Much of what we know about cancer comes from studying genes. By sequencing genes in tumors, for example, scientists have learned what mutations are typically found in different cancer types. Genetic methods can also be used to survey which proteins are made in tumors.
Yet this information provides only an indirect measure of how cancer cells operate. To really capture that, you need to know about the dynamic chemical changes occurring in these cells; you need to know about cancer metabolism.
Tracing the products of cell metabolism, known as metabolites, is not easy to do. “Looking at metabolites in cancer has been very difficult because the technology was not available,” says James Hsieh, a physician-scientist at Memorial Sloan Kettering and an expert in kidney cancer. “Until recently, we didn’t have the capacity to look at hundreds, even thousands, of different metabolites inside of cells.”
But with advanced biochemical methods, these myriad metabolites are finally coming into focus. Dr. Hsieh’s team has used such methods to profile metabolic changes in hundreds of kidney cancer tumor samples. What’s more, they’ve developed a new online tool that will help researchers make sense of this vast data pool, highlighting previously unknown connections between metabolism and clear cell renal cell carcinoma — the most common, lethal form of the disease.
Think of a cell as a factory. If genes provide the floor plan for the factory, and proteins make up the built environment, then metabolism is the movement of materials through the factory to make products.
For many years, investigators wanting to understand cancer metabolism looked at enzyme levels — proteins that catalyze chemical reactions. Publically accessible databases, such as those maintained by The Cancer Genome Atlas (TCGA), provide this information. The problem is that enzyme levels don’t necessarily tell you whether, and at what rate, metabolites are actually being made.
“There’s no good way to infer how changes in metabolite levels are connected to enzyme levels,” says Ed Reznik, a postdoctoral fellow in computational biology at the Sloan Kettering Institute who is a co-first author on the study. “You really have to go after the metabolites directly.” (To continue the factory analogy, just because a forklift is present on the shop floor doesn’t mean it’s being used.)

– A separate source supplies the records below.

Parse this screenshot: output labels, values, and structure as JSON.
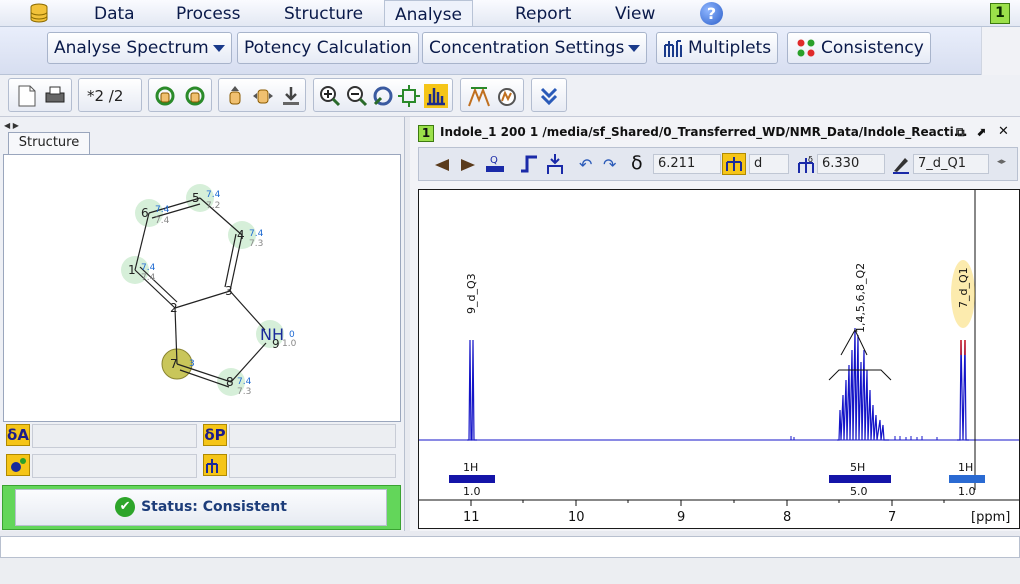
{
  "menu": {
    "items": [
      "Data",
      "Process",
      "Structure",
      "Analyse",
      "Report",
      "View"
    ],
    "active": "Analyse",
    "page_badge": "1",
    "help_label": "?"
  },
  "ribbon": {
    "analyse_spectrum": "Analyse Spectrum",
    "potency": "Potency Calculation",
    "concentration": "Concentration Settings",
    "multiplets": "Multiplets",
    "consistency": "Consistency"
  },
  "toolbar": {
    "page_counter": "*2 /2"
  },
  "structure_panel": {
    "tab_label": "Structure",
    "atoms": [
      {
        "label": "1",
        "shift_a": "7.4",
        "shift_b": "7.4"
      },
      {
        "label": "2"
      },
      {
        "label": "3"
      },
      {
        "label": "4",
        "shift_a": "7.4",
        "shift_b": "7.3"
      },
      {
        "label": "5",
        "shift_a": "7.4",
        "shift_b": "7.2"
      },
      {
        "label": "6",
        "shift_a": "7.4",
        "shift_b": "7.4"
      },
      {
        "label": "7",
        "shift_a": "3",
        "shift_b": ""
      },
      {
        "label": "8",
        "shift_a": "7.4",
        "shift_b": "7.3"
      },
      {
        "label": "9",
        "element": "NH",
        "shift_a": "0",
        "shift_b": "1.0"
      }
    ],
    "delta_a_label": "δA",
    "delta_p_label": "δP",
    "status_text": "Status: Consistent"
  },
  "spectrum": {
    "index": "1",
    "title": "Indole_1  200  1  /media/sf_Shared/0_Transferred_WD/NMR_Data/Indole_Reacti...",
    "delta_symbol": "δ",
    "shift_value": "6.211",
    "multiplicity": "d",
    "shift2_value": "6.330",
    "label_value": "7_d_Q1",
    "peaks": [
      {
        "label": "9_d_Q3",
        "integral_h": "1H",
        "integral_val": "1.0"
      },
      {
        "label": "1,4,5,6,8_Q2",
        "integral_h": "5H",
        "integral_val": "5.0"
      },
      {
        "label": "7_d_Q1",
        "integral_h": "1H",
        "integral_val": "1.0"
      }
    ],
    "axis_ticks": [
      "11",
      "10",
      "9",
      "8",
      "7"
    ],
    "axis_unit": "[ppm]"
  },
  "colors": {
    "spectrum_line": "#1414c8",
    "highlight": "#f5c518",
    "status_green": "#63d65a"
  }
}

If genes provide the floor plan for the factory, and proteins make up the built environment, then metabolism is the movement of materials through the factory to make products.
To track metabolites, the team obtained samples of tumor tissue and normal tissue from 138 clear cell kidney cancer patients treated at MSK. A surgeon on the team and the paper’s other co-first author, Ari Hakimi, performed these operations.
The researchers then used mass spectrometry and liquid and gas chromatography to analyze the levels of more than 800 different metabolites in these samples. By comparing the levels of metabolites in tumors with those in normal tissues, they were able to chart the rise and fall of these chemicals.
There’s an App for That
Making sense of the metabolic data was challenging at first, since there was so much of it. “If you look at human metabolism, there are upward of 5,000 distinct biochemical reactions,” says Dr. Reznik. “It’s really hard to make sense of that in a way that humans can parse.”
So the team decided to build a tool that would help them visualize what was going on. Working with a team of programmers, Dr. Reznik developed what he calls a “metabologram,” which allows users to review the metabolite data for any number of different metabolic pathways, one pathway at a time. Users can compare metabolites between tumor samples and normal samples, or between lower-stage tumors and higher-stage tumors. They can also see how the metabolic data line up against the gene expression data obtained from TCGA.
With the help of their new tool, the team made some startling discoveries. They found that the genetic data from TCGA were not always reflective of what was happening to metabolites in kidney cancer cells, and that the metabolic data help to make better sense of the clinical behavior of kidney cancer tumors.
“Our data are actually much more consistent with the human data obtained from pathology,” Dr. Hsieh says.
Taking a bird’s-eye view of the metabolic data, the team found four distinct groupings, or clusters, of tumor samples that they could distinguish based on levels of metabolites. The clusters differed in their level of tumor aggressiveness and highlighted who the high-risk patients were.
“You can use the metabologram to get a sense of what’s driving the aggressive tumors from a metabolic standpoint,” Dr. Hakimi says. Once you have that, you can then think about ways to target that altered metabolism.
The team hopes that the new tool, which is being made freely available online, will help researchers generate novel hypotheses about metabolism and kidney cancer, and even encourage other teams to create metabolograms for other cancer types.
“The goal is ultimately to use this information to improve clinical prediction for kidney cancer and to understand how best to treat it,” Dr. Hsieh says.